Looking through the Google Transparency Report

gtreportShock! Horror! We’re living 1984. Or maybe not so much.

The latest Google Transparency Report shows what the media has been calling an “alarming” and “troubling” increase in government requests for user information which are now “at an all time high” and have “skyrocketed to new levels”. Wow, scary stuff.

So what was this alarming increase?

The Report details government requests for Google users’ data. Globally there were 20,938 requests in the first half of 2012 and 21,389 in the second half (that’s a 2 per cent increase). In Australia there were 523 requests in the first half of 2012 and 584 in the second half (an, even more significant, 12% increase). And don’t percentage changes always look so impressive when you are dealing with a low base?

But more significantly is that these numbers are absolutely tiny when compared with the number of Google users. Google has between 200 and 400 million accounts. The percentage of accounts where information has been requested is simply tiny. And while we’re comparing things it’s crucial to remember that Google is actually publishing these numbers – we have no comparison with other service providers, let alone with the telecoms companies.

Now don’t get me wrong, Google holds a lot of information and that information deserves to be protected from casual view. Governments should not have the right to just rock up and take a look. But then that’s the point – they don’t. Google complies with properly authorised requests; and it counts them and tells the world what’s going on. There’s equally no question that the number of requests is going up, but then so is the number of users and the range of circumstances when user information could be useful to an agency – a few years ago Google would not have held location data for example. So while the Transparency Report numbers are interesting and absolutely worthy of monitoring, they are a long way short of apocalyptic.

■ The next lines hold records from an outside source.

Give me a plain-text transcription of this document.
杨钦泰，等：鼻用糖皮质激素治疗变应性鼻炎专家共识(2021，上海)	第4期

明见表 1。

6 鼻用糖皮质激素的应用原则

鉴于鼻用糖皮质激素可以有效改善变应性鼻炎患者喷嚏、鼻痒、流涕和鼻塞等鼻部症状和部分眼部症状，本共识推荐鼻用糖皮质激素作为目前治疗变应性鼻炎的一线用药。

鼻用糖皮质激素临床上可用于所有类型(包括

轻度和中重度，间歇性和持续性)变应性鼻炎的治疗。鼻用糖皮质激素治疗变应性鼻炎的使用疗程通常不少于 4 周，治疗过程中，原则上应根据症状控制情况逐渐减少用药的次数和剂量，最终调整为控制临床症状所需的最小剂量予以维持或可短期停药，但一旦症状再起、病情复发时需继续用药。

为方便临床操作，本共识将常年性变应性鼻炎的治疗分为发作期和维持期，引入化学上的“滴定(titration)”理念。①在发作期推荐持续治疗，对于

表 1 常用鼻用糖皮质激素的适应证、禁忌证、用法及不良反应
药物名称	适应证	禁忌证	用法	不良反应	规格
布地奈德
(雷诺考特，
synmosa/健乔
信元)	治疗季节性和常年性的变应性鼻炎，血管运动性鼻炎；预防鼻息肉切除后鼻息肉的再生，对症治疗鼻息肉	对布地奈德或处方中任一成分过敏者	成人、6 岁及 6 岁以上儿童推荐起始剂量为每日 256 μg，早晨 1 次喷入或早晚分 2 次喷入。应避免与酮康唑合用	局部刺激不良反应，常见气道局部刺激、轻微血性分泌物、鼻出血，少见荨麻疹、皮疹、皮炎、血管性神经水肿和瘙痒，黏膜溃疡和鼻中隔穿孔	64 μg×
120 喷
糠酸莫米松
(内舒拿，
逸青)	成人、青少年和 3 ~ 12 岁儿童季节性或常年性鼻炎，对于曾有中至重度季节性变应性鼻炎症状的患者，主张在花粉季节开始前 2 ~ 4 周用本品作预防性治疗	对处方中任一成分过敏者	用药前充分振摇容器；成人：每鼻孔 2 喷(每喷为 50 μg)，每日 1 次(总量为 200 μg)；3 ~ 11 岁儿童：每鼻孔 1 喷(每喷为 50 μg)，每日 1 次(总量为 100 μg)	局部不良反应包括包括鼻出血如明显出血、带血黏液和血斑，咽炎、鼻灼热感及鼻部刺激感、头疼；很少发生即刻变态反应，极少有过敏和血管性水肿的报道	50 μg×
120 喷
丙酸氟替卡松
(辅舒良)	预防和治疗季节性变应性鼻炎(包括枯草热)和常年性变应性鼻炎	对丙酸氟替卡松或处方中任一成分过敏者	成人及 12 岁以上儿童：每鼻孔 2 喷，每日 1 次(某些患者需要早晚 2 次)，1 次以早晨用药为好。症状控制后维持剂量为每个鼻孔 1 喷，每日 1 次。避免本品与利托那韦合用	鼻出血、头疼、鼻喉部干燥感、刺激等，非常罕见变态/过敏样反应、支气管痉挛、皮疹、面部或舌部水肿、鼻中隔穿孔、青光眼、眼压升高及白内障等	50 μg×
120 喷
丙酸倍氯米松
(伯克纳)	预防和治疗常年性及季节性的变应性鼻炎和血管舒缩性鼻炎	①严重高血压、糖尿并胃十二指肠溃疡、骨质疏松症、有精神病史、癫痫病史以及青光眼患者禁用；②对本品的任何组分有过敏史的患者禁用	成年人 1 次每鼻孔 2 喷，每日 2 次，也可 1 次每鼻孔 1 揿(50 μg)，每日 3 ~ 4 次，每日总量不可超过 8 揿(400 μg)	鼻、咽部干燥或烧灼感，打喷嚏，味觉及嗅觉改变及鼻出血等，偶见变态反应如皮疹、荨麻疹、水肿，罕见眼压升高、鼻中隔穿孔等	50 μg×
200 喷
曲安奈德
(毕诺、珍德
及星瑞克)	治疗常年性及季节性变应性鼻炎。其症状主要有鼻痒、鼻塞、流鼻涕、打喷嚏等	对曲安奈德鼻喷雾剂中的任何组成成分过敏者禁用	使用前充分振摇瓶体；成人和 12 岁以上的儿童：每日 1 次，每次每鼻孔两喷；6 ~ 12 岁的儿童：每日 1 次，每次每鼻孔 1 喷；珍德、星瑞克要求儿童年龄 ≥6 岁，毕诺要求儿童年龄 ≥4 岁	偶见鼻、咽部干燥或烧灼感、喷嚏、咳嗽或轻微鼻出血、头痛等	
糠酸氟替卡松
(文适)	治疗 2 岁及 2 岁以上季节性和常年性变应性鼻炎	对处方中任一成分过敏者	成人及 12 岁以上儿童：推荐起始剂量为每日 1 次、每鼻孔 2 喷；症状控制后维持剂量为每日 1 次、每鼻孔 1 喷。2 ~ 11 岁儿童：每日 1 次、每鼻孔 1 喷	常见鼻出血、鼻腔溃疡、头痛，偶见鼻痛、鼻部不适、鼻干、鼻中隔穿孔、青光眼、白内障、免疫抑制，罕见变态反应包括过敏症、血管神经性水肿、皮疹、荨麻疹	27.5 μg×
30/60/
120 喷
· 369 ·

Keeping a vigilant eye on what’s happening to your own personal data and to all of our data is a crucial part of participation in a modern society. Privacy is yet another area where society’s rules and norms have yet to settle down into some sort of balance with what technology allows, if they ever will. But at the same time it’s important to retain some sense of perspective on these things.

Of course in a better world it would not be Google publishing a report on requests for information by the Government; it would be the Government publishing a report on all requests for information it had made to everyone. Now maybe that would be really scary.